Как-то, как и обычно, 'зазаседались' мы у
Д. Н. по делам Орфографиче-ской комиссии до свету. По обычаю в этом, скажем,
четвертом часу Д. Н. ходил нас 'провожать', т. е. мы с ним делали 'кружок' и
уже совсем 'засветло' - расходились 'по домам своим'. Вот и тут вышли, я
поглядел на дверь и говорю: 'Шер - говорю - Метр!
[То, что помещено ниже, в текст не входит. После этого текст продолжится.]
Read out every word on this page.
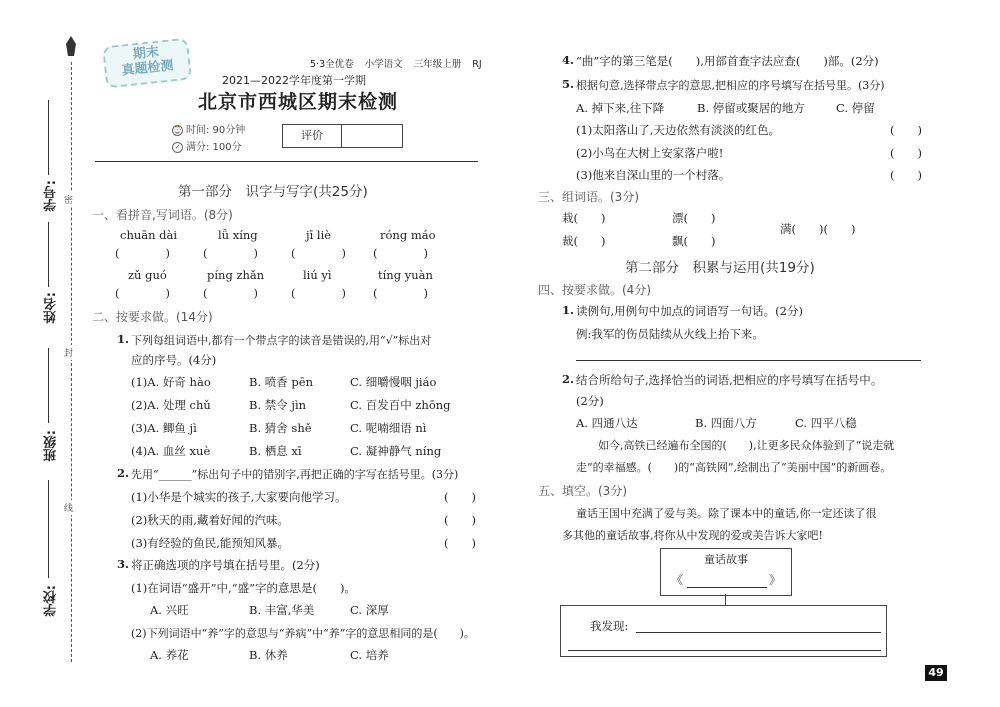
学号:
姓名:
班级:
学校:
密
封
线
期末
真题检测	5·3全优卷 小学语文 三年级上册 RJ
2021—2022学年度第一学期
北京市西城区期末检测
⌚ 时间: 90分钟
✓ 满分: 100分
评价
第一部分　识字与写字(共25分)
一、看拼音,写词语。(8分)
chuān dài	lǚ xíng	jī liè	róng máo
(　　　　)	(　　　　)	(　　　　) (　　　　)
zǔ guó	píng zhǎn	liú yì	tíng yuàn
(　　　　)	(　　　　)	(　　　　) (　　　　)
二、按要求做。(14分)
1. 下列每组词语中,都有一个带点字的读音是错误的,用“√”标出对
应的序号。(4分)
(1)A. 好奇 hào	B. 喷香 pēn	C. 细嚼慢咽 jiáo
(2)A. 处理 chǔ	B. 禁令 jìn	C. 百发百中 zhōng
(3)A. 鲫鱼 jì	B. 猜舍 shě	C. 呢喃细语 nì
(4)A. 血丝 xuè	B. 栖息 xī	C. 凝神静气 níng
2. 先用“______”标出句子中的错别字,再把正确的字写在括号里。(3分)
(1)小华是个城实的孩子,大家要向他学习。
(2)秋天的雨,藏着好闻的汽味。
(3)有经验的鱼民,能预知风暴。
(　　)
(　　)
(　　)
3. 将正确选项的序号填在括号里。(2分)
(1)在词语“盛开”中,“盛”字的意思是(　　)。
A. 兴旺	B. 丰富,华美	C. 深厚
(2)下列词语中“养”字的意思与“养病”中“养”字的意思相同的是(　　)。
A. 养花	B. 休养	C. 培养
4. “曲”字的第三笔是(　　),用部首查字法应查(　　)部。(2分)
5. 根据句意,选择带点字的意思,把相应的序号填写在括号里。(3分)
A. 掉下来,往下降	B. 停留或聚居的地方	C. 停留
(1)太阳落山了,天边依然有淡淡的红色。
(2)小鸟在大树上安家落户啦!
(3)他来自深山里的一个村落。
(　　)
(　　)
(　　)
三、组词语。(3分)
栽(　　)	漂(　　)
裁(　　)	飘(　　)
满(　　)(　　)
第二部分　积累与运用(共19分)
四、按要求做。(4分)
1. 读例句,用例句中加点的词语写一句话。(2分)
例:我军的伤员陆续从火线上抬下来。
2. 结合所给句子,选择恰当的词语,把相应的序号填写在括号中。
(2分)
A. 四通八达	B. 四面八方	C. 四平八稳
如今,高铁已经遍布全国的(　　),让更多民众体验到了“说走就
走”的幸福感。(　　)的“高铁网”,绘制出了“美丽中国”的新画卷。
五、填空。(3分)
童话王国中充满了爱与美。除了课本中的童话,你一定还读了很
多其他的童话故事,将你从中发现的爱或美告诉大家吧!
童话故事
《	》
我发现:
49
А на ловца и зверь бежит!' -
'А что?' - спрашивает Д. Н. 'Да глядите на дверь-то вашу - диалектология!' А на
двери мелом значилось: 'Ябена мать'.
Когда В. Д. Левин сдавал вступительные
экзамены в аспирантуру ИФЛИ и когда очередь дошла до 'экзамена по
специальности' и Левин все 'ответил' по билету, - тогда Д. Н., пощипав бородку,
сказал: 'Ну, разберем какой-нибудь случай, возьмем, например, БЛЯДЬ. Вот и
расскажите об этом'. Левин сперва помертвел от неожиданности, но, оправившись и
объяснив 'реальную суть дела', перешел к чередованиям: БЛУД, БЛУЖДАТЬ,
ЗАБЛУЖДЕНИЕ, ОБЛЯДЕНЕНИЕ. Д. Н. был явно доволен находчивостью и сообразитель-ностью
абитурьента. Шер-Метр не ошибся: действительно В. Д. Левин позднее оказался
знатоком этих вопросов.
Д. Н. любил контроверзы переводов.
Например, как изящно болгары обозначают особый проход на зрелищные предприятия
для женщин: 'Взлаз на бабата'. А как перевести на чешский латинскую поговорку
'Арс лонга - вита бревис'? - 'Штука длоуга - живот кратек'.
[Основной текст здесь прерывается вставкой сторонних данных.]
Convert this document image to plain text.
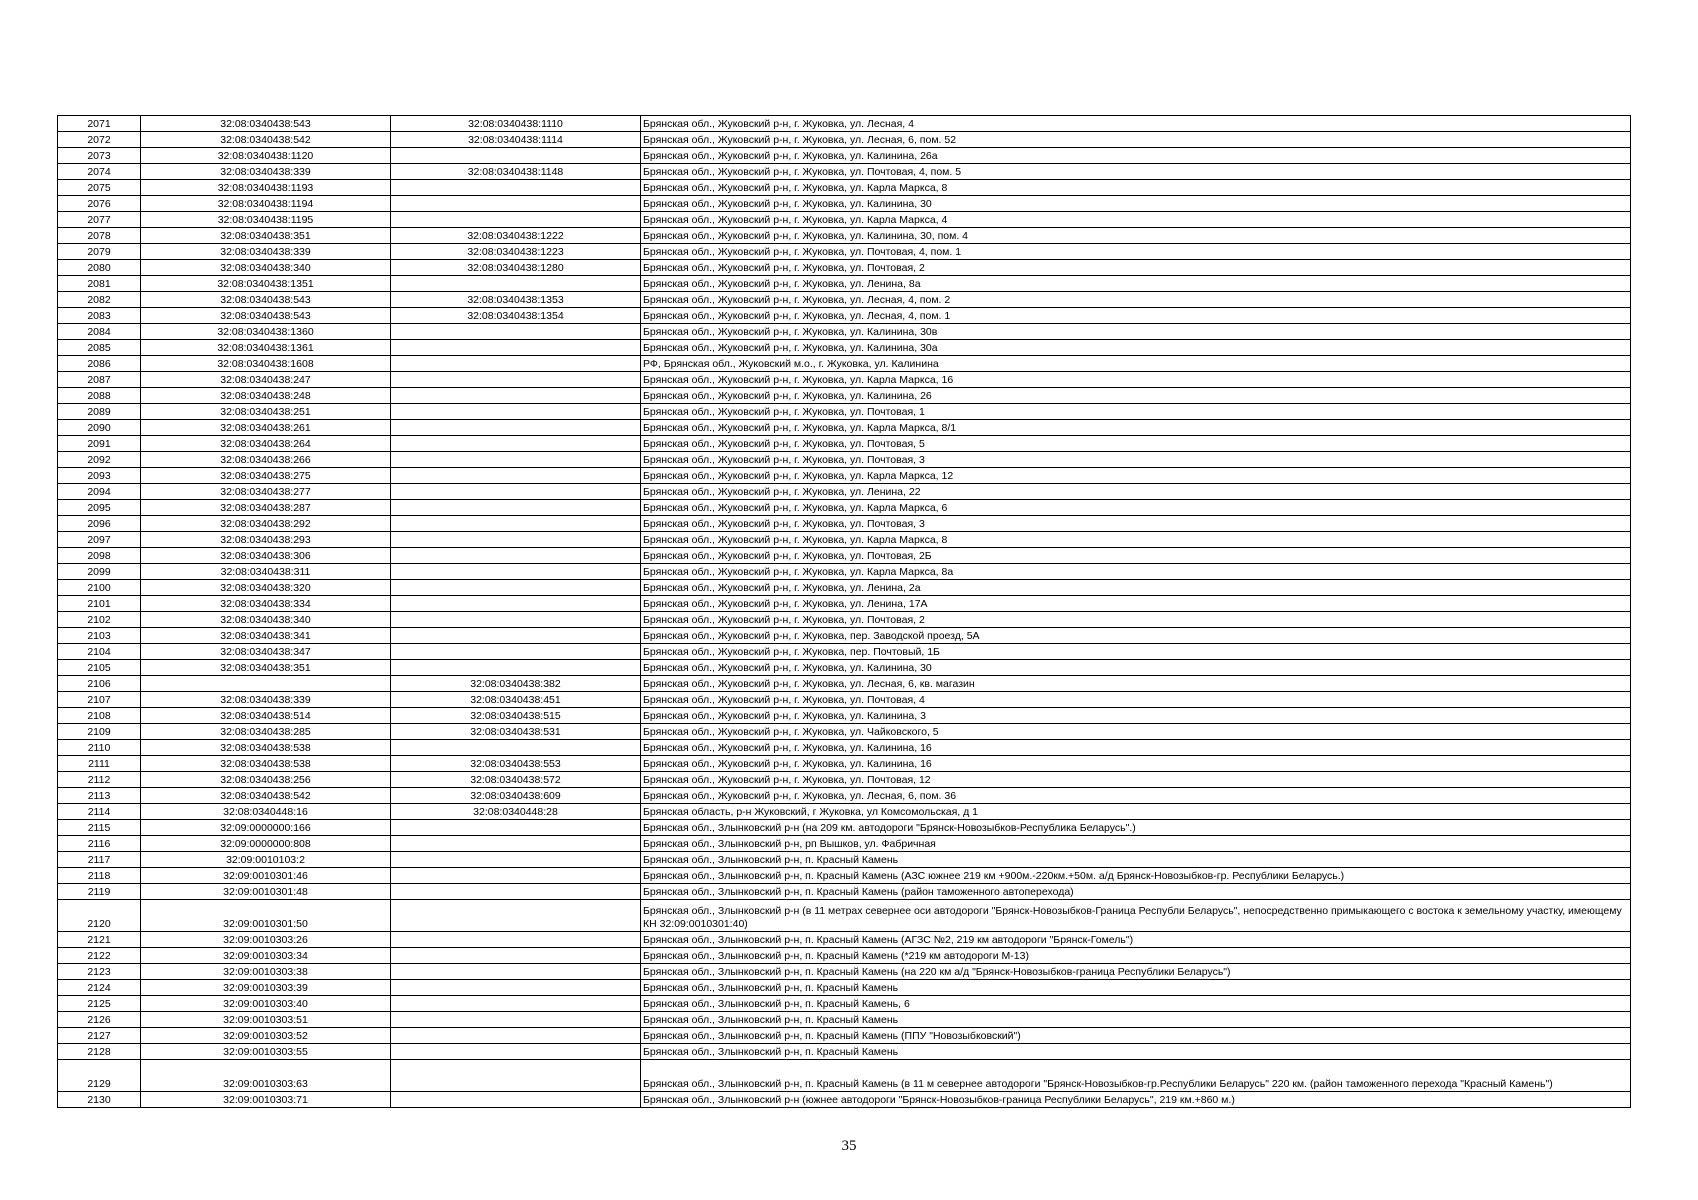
2071	32:08:0340438:543	32:08:0340438:1110	Брянская обл., Жуковский р-н, г. Жуковка, ул. Лесная, 4
2072	32:08:0340438:542	32:08:0340438:1114	Брянская обл., Жуковский р-н, г. Жуковка, ул. Лесная, 6, пом. 52
2073	32:08:0340438:1120		Брянская обл., Жуковский р-н, г. Жуковка, ул. Калинина, 26а
2074	32:08:0340438:339	32:08:0340438:1148	Брянская обл., Жуковский р-н, г. Жуковка, ул. Почтовая, 4, пом. 5
2075	32:08:0340438:1193		Брянская обл., Жуковский р-н, г. Жуковка, ул. Карла Маркса, 8
2076	32:08:0340438:1194		Брянская обл., Жуковский р-н, г. Жуковка, ул. Калинина, 30
2077	32:08:0340438:1195		Брянская обл., Жуковский р-н, г. Жуковка, ул. Карла Маркса, 4
2078	32:08:0340438:351	32:08:0340438:1222	Брянская обл., Жуковский р-н, г. Жуковка, ул. Калинина, 30, пом. 4
2079	32:08:0340438:339	32:08:0340438:1223	Брянская обл., Жуковский р-н, г. Жуковка, ул. Почтовая, 4, пом. 1
2080	32:08:0340438:340	32:08:0340438:1280	Брянская обл., Жуковский р-н, г. Жуковка, ул. Почтовая, 2
2081	32:08:0340438:1351		Брянская обл., Жуковский р-н, г. Жуковка, ул. Ленина, 8а
2082	32:08:0340438:543	32:08:0340438:1353	Брянская обл., Жуковский р-н, г. Жуковка, ул. Лесная, 4, пом. 2
2083	32:08:0340438:543	32:08:0340438:1354	Брянская обл., Жуковский р-н, г. Жуковка, ул. Лесная, 4, пом. 1
2084	32:08:0340438:1360		Брянская обл., Жуковский р-н, г. Жуковка, ул. Калинина, 30в
2085	32:08:0340438:1361		Брянская обл., Жуковский р-н, г. Жуковка, ул. Калинина, 30а
2086	32:08:0340438:1608		РФ, Брянская обл., Жуковский м.о., г. Жуковка, ул. Калинина
2087	32:08:0340438:247		Брянская обл., Жуковский р-н, г. Жуковка, ул. Карла Маркса, 16
2088	32:08:0340438:248		Брянская обл., Жуковский р-н, г. Жуковка, ул. Калинина, 26
2089	32:08:0340438:251		Брянская обл., Жуковский р-н, г. Жуковка, ул. Почтовая, 1
2090	32:08:0340438:261		Брянская обл., Жуковский р-н, г. Жуковка, ул. Карла Маркса, 8/1
2091	32:08:0340438:264		Брянская обл., Жуковский р-н, г. Жуковка, ул. Почтовая, 5
2092	32:08:0340438:266		Брянская обл., Жуковский р-н, г. Жуковка, ул. Почтовая, 3
2093	32:08:0340438:275		Брянская обл., Жуковский р-н, г. Жуковка, ул. Карла Маркса, 12
2094	32:08:0340438:277		Брянская обл., Жуковский р-н, г. Жуковка, ул. Ленина, 22
2095	32:08:0340438:287		Брянская обл., Жуковский р-н, г. Жуковка, ул. Карла Маркса, 6
2096	32:08:0340438:292		Брянская обл., Жуковский р-н, г. Жуковка, ул. Почтовая, 3
2097	32:08:0340438:293		Брянская обл., Жуковский р-н, г. Жуковка, ул. Карла Маркса, 8
2098	32:08:0340438:306		Брянская обл., Жуковский р-н, г. Жуковка, ул. Почтовая, 2Б
2099	32:08:0340438:311		Брянская обл., Жуковский р-н, г. Жуковка, ул. Карла Маркса, 8а
2100	32:08:0340438:320		Брянская обл., Жуковский р-н, г. Жуковка, ул. Ленина, 2а
2101	32:08:0340438:334		Брянская обл., Жуковский р-н, г. Жуковка, ул. Ленина, 17А
2102	32:08:0340438:340		Брянская обл., Жуковский р-н, г. Жуковка, ул. Почтовая, 2
2103	32:08:0340438:341		Брянская обл., Жуковский р-н, г. Жуковка, пер. Заводской проезд, 5А
2104	32:08:0340438:347		Брянская обл., Жуковский р-н, г. Жуковка, пер. Почтовый, 1Б
2105	32:08:0340438:351		Брянская обл., Жуковский р-н, г. Жуковка, ул. Калинина, 30
2106		32:08:0340438:382	Брянская обл., Жуковский р-н, г. Жуковка, ул. Лесная, 6, кв. магазин
2107	32:08:0340438:339	32:08:0340438:451	Брянская обл., Жуковский р-н, г. Жуковка, ул. Почтовая, 4
2108	32:08:0340438:514	32:08:0340438:515	Брянская обл., Жуковский р-н, г. Жуковка, ул. Калинина, 3
2109	32:08:0340438:285	32:08:0340438:531	Брянская обл., Жуковский р-н, г. Жуковка, ул. Чайковского, 5
2110	32:08:0340438:538		Брянская обл., Жуковский р-н, г. Жуковка, ул. Калинина, 16
2111	32:08:0340438:538	32:08:0340438:553	Брянская обл., Жуковский р-н, г. Жуковка, ул. Калинина, 16
2112	32:08:0340438:256	32:08:0340438:572	Брянская обл., Жуковский р-н, г. Жуковка, ул. Почтовая, 12
2113	32:08:0340438:542	32:08:0340438:609	Брянская обл., Жуковский р-н, г. Жуковка, ул. Лесная, 6, пом. 36
2114	32:08:0340448:16	32:08:0340448:28	Брянская область, р-н Жуковский, г Жуковка, ул Комсомольская, д 1
2115	32:09:0000000:166		Брянская обл., Злынковский р-н (на 209 км. автодороги "Брянск-Новозыбков-Республика Беларусь".)
2116	32:09:0000000:808		Брянская обл., Злынковский р-н, рп Вышков, ул. Фабричная
2117	32:09:0010103:2		Брянская обл., Злынковский р-н, п. Красный Камень
2118	32:09:0010301:46		Брянская обл., Злынковский р-н, п. Красный Камень (АЗС южнее 219 км +900м.-220км.+50м. а/д Брянск-Новозыбков-гр. Республики Беларусь.)
2119	32:09:0010301:48		Брянская обл., Злынковский р-н, п. Красный Камень (район таможенного автоперехода)
2120	32:09:0010301:50		Брянская обл., Злынковский р-н (в 11 метрах севернее оси автодороги "Брянск-Новозыбков-Граница Республи Беларусь", непосредственно примыкающего с востока к земельному участку, имеющему КН 32:09:0010301:40)
2121	32:09:0010303:26		Брянская обл., Злынковский р-н, п. Красный Камень (АГЗС №2, 219 км автодороги "Брянск-Гомель")
2122	32:09:0010303:34		Брянская обл., Злынковский р-н, п. Красный Камень (*219 км автодороги М-13)
2123	32:09:0010303:38		Брянская обл., Злынковский р-н, п. Красный Камень (на 220 км а/д "Брянск-Новозыбков-граница Республики Беларусь")
2124	32:09:0010303:39		Брянская обл., Злынковский р-н, п. Красный Камень
2125	32:09:0010303:40		Брянская обл., Злынковский р-н, п. Красный Камень, 6
2126	32:09:0010303:51		Брянская обл., Злынковский р-н, п. Красный Камень
2127	32:09:0010303:52		Брянская обл., Злынковский р-н, п. Красный Камень (ППУ "Новозыбковский")
2128	32:09:0010303:55		Брянская обл., Злынковский р-н, п. Красный Камень
2129	32:09:0010303:63		Брянская обл., Злынковский р-н, п. Красный Камень (в 11 м севернее автодороги "Брянск-Новозыбков-гр.Республики Беларусь" 220 км. (район таможенного перехода "Красный Камень")
2130	32:09:0010303:71		Брянская обл., Злынковский р-н (южнее автодороги "Брянск-Новозыбков-граница Республики Беларусь", 219 км.+860 м.)
35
Были у Шера-Метра суждения и о личностях:
О Томашевском14: 'Умница. Какая ясная
голова!'
О Сидорове: 'Володя - умница. У него -
голова и сердце'.
Кстати: в московском просторечии обычно
говорили: 'Рубен Ивавич и Володя Сидоров'.
Об Аванесове: 'Вот беда с Рубеном! Просишь
что-нибудь сделать. Обещает, а по глазам вижу, что сам-то он знает, что не
сделает. А дальше тянет и все отговаривается разными случаями и, главное,
выискивает их, чтобы не сделать! И ведь не сделает...'
В конце 30-х годов, когда я 'несбриваемо'
отрастил бороду, я часто менял ее фасон, то из-за дурех парикмахерш, то из
дурацких собственных умозрений. Д. Н. этого не одобрял. В один ясный и очень
морозный январский день сидел я у Д. Н., и мы чего-то редактировали. Звонок.
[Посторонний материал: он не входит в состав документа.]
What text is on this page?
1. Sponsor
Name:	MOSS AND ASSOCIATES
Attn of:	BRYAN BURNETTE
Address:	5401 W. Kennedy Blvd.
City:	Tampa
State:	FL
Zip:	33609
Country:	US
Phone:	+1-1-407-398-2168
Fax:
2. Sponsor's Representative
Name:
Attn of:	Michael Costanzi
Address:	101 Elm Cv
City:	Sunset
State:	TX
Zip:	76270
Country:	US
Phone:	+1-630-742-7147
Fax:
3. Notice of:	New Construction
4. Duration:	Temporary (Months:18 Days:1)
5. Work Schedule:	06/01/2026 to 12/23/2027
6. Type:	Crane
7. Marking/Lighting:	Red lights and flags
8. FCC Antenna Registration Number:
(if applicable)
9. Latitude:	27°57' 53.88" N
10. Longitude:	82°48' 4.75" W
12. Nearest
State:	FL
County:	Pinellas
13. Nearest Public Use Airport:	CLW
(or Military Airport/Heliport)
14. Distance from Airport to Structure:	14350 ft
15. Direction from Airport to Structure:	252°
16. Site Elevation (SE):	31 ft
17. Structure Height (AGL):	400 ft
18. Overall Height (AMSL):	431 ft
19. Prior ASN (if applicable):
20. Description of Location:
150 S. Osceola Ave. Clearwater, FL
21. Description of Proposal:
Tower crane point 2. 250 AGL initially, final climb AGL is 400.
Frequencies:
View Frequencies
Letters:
Пришел Л. В. Щерба, замерзший и благожелательный. Ввели его в Шера-Метровую
комнату и сразу к печке-голландке - спину греть. Стоит этот долговязый Дон
Кихот Лев Владимирович и трется спиной об печку, а маленький изящный Ушаков
против него в кресле, положив ножка на ножку. Они друг друга очень любили.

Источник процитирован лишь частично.